The European Parliament and the Council reached a political agreement on the Commission’s proposal to further strengthen EU rules on anti-money laundering and counter terrorist financing on December 15th. This revision of the Fourth Anti-Money Laundering Directive, aims to:
- increase transparency on who really owns companies and trusts by establishing beneficial ownership registers;
- prevent risks associated with the use of virtual currencies for terrorist financing and limiting the use of pre-paid cards;
- improve the safeguards for financial transactions to and from high-risk third countries;
- enhance the access of Financial Intelligence Units to information, including centralised bank account registers.

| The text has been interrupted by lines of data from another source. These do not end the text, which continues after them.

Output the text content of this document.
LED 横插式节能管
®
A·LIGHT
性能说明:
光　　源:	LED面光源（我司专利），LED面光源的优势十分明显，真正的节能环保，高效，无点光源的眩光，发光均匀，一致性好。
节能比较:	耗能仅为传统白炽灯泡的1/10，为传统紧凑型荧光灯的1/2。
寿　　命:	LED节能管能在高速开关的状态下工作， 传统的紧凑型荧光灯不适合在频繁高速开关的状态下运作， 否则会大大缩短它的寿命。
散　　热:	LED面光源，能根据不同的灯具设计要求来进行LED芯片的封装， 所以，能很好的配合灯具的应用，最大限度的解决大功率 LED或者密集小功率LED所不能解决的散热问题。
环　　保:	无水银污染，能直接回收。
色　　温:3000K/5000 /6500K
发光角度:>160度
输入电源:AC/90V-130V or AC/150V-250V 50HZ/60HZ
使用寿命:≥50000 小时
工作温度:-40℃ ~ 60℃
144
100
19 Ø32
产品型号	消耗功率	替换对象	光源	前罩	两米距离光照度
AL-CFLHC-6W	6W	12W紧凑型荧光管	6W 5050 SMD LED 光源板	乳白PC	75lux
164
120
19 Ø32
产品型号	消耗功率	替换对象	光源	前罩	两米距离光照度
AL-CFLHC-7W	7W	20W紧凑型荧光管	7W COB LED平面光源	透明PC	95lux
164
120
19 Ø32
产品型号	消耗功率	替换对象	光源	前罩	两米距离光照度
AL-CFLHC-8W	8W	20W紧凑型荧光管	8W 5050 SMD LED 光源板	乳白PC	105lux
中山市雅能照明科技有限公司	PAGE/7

The proposal was presented by the Commission in July 2016 in the wake of terrorist attacks and the revelations of the Panama Papers scandal, and is part of the Commission’s Action Plan of February 2016 to strengthen the fight against terrorist financing. The text still needs formal endorsement by the European Parliament and the Council, and during the Trilogue meetings several issues remained controversial, in particular questions around giving access to beneficial ownership information of trusts.
Latest amendments to the original 2016 proposal and their implications on the philanthropic and wider non-profit sector still need to be analysed once the final text is available. The sector has repeatedly argued that the concept of “beneficial owners” is designed for the corporate and for-profit/private interest sector. Public benefit organisations however do not have “beneficial owners” since they benefit the general public. The BO concept hence does not fit the public benefit/charitable sector and meaningful application has to be ensured. The sector and others have also raised concerns that efforts have to be taken so to not duplicate existing reporting/registration structures and to ensure that data and privacy-protection rules are taken into account.